Error trace suggest that something in docker i have triggered with command "docker".
dockerfile
I was running into this issue. It is related to the docker image ENTRYPOINT. In spark 2.3.0 when using Kubernetes there now is an example of a Dockerfile which uses a specific script in the ENTRYPOINT found in kubernetes/dockerfiles/. If the docker image doesn't use that specific script as the ENTRYPOINT then the container doesn't start up properly. Spark Kubernetes Docker documentation
in you Dockerfile use ENV PATH="/opt/spark/bin:${PATH}" instead of your line.
Is it possible for you to login into the container using
#>docker run -it --rm docker.io/anantpukale/spark_app:1.3 sh
and try running the main program or command that you want to submit.

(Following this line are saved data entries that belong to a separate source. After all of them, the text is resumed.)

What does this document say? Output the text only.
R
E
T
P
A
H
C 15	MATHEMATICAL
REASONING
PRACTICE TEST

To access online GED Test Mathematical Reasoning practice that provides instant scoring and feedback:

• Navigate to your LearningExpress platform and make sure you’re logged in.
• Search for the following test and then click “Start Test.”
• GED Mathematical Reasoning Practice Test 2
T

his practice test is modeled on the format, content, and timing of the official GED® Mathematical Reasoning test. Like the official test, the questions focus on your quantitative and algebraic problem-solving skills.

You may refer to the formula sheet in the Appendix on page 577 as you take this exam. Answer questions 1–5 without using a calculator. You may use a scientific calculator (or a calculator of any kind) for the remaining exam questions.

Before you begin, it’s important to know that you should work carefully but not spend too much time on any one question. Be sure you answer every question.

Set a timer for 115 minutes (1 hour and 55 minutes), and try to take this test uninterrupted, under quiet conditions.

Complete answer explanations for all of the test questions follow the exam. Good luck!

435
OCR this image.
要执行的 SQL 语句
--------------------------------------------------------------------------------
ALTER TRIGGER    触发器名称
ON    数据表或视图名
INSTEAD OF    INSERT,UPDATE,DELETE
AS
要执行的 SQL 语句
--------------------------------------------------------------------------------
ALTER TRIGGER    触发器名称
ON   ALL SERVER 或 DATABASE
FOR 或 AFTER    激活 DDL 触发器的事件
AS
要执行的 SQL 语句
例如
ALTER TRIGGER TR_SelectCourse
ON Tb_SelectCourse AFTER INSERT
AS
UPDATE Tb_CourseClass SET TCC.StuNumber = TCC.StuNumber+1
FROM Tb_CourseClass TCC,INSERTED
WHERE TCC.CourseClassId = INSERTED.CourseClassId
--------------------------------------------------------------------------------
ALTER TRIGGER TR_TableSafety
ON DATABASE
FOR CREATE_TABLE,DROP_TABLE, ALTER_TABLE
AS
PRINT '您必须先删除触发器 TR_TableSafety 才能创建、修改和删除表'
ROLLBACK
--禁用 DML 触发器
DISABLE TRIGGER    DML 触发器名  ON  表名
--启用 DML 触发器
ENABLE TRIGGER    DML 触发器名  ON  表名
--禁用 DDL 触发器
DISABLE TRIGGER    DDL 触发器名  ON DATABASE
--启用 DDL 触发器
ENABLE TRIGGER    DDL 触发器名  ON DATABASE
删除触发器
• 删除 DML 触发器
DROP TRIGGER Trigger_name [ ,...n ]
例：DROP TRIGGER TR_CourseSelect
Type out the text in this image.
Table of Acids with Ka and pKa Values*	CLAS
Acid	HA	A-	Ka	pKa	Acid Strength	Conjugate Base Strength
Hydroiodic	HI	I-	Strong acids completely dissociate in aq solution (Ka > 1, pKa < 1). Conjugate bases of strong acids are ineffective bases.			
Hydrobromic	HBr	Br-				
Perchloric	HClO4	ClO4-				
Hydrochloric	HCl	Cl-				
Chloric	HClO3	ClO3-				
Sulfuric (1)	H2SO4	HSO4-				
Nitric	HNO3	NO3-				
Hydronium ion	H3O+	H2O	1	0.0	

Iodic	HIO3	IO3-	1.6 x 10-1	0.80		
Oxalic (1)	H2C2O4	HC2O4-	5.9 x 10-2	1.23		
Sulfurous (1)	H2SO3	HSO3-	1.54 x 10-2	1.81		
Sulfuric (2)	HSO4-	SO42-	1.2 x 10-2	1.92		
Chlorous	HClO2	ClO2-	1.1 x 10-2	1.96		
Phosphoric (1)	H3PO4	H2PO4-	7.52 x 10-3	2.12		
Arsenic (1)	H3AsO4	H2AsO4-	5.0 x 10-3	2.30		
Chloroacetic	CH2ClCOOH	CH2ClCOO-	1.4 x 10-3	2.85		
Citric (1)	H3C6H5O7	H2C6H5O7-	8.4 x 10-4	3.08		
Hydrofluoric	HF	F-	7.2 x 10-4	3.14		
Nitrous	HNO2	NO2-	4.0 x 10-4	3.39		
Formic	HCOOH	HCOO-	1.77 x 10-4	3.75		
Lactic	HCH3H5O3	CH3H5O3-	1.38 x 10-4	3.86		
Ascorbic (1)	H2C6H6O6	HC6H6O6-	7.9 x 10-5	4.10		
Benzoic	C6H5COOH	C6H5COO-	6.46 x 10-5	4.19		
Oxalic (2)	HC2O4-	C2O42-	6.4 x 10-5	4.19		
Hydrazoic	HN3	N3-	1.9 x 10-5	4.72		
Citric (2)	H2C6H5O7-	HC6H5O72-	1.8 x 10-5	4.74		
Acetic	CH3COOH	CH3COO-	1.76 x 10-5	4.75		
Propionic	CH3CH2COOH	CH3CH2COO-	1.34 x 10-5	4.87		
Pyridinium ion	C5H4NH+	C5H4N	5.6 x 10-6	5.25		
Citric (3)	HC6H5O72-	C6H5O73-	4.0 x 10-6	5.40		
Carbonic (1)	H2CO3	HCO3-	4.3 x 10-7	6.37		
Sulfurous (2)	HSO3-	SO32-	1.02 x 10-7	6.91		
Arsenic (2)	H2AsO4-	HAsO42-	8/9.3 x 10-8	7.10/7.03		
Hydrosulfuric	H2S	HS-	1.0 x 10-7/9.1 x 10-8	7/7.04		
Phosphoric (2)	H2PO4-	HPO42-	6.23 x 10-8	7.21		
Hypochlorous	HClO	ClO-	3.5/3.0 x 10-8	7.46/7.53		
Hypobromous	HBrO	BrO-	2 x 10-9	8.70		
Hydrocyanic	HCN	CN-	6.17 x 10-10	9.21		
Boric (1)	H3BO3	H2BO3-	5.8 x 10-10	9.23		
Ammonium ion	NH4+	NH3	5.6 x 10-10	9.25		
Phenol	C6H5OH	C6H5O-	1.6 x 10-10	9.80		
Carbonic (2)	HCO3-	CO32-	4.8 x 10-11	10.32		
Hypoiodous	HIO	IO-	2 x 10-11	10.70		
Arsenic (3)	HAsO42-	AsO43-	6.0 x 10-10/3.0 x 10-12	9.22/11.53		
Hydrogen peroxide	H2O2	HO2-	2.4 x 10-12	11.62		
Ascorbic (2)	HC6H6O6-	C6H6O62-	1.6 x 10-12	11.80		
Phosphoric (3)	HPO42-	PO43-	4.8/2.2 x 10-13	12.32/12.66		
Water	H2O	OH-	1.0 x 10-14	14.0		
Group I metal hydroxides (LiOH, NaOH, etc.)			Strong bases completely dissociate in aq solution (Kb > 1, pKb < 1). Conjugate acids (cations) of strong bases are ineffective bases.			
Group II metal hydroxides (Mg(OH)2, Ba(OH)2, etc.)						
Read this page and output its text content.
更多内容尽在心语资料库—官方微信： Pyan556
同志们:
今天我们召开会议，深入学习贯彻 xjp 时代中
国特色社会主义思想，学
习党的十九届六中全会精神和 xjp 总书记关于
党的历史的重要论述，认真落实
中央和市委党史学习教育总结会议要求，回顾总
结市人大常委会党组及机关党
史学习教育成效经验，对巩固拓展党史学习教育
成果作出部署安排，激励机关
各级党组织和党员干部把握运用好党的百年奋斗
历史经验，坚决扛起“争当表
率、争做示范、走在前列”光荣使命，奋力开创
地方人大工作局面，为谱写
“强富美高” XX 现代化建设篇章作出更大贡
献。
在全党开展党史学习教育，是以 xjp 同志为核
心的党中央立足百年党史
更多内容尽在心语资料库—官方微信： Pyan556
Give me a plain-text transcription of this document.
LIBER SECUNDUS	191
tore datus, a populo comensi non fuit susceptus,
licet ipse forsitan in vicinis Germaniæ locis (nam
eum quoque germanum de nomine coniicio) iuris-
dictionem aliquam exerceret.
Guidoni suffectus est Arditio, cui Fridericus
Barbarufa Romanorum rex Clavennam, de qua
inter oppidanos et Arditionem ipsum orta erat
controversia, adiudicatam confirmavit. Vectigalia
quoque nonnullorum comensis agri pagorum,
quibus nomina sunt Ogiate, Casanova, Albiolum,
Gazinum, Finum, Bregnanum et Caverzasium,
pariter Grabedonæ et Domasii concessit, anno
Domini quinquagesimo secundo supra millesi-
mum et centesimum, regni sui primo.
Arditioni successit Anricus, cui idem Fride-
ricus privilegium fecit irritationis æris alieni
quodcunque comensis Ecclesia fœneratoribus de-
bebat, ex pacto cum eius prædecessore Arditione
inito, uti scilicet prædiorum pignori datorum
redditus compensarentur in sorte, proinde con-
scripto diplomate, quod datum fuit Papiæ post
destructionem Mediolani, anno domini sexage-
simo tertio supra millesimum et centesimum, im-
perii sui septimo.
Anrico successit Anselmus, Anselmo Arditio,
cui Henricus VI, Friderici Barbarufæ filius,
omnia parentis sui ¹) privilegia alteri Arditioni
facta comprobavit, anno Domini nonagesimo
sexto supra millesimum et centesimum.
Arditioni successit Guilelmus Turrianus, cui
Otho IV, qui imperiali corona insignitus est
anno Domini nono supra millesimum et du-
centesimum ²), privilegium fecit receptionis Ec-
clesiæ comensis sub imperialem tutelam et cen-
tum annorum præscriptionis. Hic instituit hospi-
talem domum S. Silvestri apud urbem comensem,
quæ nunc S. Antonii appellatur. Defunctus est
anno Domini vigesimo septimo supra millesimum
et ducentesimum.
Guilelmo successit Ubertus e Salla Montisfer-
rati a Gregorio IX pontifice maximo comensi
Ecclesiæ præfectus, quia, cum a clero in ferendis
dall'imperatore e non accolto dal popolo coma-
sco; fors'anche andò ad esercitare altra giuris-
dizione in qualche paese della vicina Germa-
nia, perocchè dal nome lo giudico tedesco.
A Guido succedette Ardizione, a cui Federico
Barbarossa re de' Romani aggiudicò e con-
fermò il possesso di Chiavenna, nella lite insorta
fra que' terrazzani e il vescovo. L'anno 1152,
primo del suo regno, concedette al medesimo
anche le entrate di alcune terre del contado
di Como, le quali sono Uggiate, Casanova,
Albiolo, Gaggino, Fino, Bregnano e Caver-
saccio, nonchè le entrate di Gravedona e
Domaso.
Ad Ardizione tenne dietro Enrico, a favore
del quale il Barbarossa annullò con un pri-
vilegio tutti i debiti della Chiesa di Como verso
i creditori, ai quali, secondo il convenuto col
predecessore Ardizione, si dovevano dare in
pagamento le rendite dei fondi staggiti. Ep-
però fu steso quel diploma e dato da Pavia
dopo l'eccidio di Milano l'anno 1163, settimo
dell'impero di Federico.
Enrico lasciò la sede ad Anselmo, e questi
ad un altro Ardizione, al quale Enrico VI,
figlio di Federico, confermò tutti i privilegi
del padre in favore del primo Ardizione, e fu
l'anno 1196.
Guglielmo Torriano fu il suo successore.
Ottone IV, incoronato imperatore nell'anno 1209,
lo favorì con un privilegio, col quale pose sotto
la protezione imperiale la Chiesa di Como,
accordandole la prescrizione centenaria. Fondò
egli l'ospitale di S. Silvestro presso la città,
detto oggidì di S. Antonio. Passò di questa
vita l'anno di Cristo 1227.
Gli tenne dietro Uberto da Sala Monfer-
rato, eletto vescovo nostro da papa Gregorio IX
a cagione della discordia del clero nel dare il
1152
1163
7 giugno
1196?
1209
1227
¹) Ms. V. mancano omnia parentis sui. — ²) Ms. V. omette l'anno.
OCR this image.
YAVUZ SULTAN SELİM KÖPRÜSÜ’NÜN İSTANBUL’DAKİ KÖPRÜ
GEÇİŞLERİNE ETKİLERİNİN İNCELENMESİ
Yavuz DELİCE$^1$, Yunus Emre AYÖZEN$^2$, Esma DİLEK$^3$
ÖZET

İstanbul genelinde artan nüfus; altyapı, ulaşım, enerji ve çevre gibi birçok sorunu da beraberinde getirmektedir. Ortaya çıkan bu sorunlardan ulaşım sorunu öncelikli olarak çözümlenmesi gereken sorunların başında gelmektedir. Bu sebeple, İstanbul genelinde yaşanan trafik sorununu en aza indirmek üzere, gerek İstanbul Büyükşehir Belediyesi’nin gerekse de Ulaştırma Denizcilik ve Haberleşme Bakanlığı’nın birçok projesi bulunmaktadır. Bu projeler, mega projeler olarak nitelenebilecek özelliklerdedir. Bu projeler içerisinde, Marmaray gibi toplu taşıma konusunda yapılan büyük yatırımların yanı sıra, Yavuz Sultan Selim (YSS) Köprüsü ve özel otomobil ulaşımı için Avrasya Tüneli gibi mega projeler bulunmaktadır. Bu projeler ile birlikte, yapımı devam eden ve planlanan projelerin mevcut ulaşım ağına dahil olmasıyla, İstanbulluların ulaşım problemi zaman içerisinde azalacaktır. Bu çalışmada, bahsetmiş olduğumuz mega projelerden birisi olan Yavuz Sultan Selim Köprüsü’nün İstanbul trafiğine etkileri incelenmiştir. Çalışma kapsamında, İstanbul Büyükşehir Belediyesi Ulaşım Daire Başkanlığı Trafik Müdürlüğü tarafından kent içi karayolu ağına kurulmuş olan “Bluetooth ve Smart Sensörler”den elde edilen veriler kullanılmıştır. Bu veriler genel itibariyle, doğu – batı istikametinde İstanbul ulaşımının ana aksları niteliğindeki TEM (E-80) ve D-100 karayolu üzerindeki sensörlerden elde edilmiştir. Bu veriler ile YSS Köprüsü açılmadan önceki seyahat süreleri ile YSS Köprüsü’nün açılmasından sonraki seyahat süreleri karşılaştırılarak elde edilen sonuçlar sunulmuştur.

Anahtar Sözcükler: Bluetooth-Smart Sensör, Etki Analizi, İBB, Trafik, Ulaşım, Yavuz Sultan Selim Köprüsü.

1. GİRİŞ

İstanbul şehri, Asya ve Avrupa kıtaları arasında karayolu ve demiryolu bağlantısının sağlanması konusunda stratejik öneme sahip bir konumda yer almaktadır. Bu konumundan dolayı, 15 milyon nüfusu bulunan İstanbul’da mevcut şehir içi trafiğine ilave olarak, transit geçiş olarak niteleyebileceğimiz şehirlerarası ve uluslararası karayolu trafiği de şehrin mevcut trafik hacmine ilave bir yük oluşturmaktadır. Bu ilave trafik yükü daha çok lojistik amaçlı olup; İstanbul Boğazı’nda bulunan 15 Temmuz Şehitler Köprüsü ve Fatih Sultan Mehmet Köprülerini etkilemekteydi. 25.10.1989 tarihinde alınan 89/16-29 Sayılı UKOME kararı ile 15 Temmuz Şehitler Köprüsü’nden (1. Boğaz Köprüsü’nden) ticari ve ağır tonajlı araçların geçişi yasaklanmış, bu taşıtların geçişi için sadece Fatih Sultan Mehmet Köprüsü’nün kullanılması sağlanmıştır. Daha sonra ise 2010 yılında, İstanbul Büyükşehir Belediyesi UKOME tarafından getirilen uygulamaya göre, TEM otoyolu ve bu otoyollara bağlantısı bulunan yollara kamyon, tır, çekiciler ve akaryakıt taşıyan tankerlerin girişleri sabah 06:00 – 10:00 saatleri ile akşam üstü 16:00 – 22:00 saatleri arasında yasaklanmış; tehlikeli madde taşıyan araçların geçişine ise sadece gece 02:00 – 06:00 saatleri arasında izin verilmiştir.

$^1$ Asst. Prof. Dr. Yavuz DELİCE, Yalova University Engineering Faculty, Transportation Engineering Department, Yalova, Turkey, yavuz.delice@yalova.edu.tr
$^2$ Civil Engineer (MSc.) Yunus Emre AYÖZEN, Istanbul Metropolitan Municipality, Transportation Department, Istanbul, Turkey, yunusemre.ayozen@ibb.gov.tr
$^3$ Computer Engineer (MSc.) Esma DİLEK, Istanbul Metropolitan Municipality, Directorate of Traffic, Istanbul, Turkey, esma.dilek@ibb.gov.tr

Based on this output we can try to investigate further .
along with #hichamx suggested changes with below code worked for me to overcome "exec: \"driver\" issue.
spark-submit \
--master k8s://http://127.0.0.1:8001 \
--name cfe2 \
--deploy-mode cluster \
--class com.oracle.Test \
--conf spark.executor.instances=2 \
--conf spark.kubernetes.container.image=docker/anantpukale/spark_app:1.1 \
--conf spark.kubernetes.driver.container.image=docker.io/kubespark/spark-driver:v2.2.0-kubernetes-0.5.0 \
--conf spark.kubernetes.executor.container.image=docker.io/kubespark/spark-executor:v2.2.0-kubernetes-0.5.0 \
local://spark-0.0.1-SNAPSHOT.jar
Though this gave Error: Exit Code :127 and spark-kubernetes-driver terminated.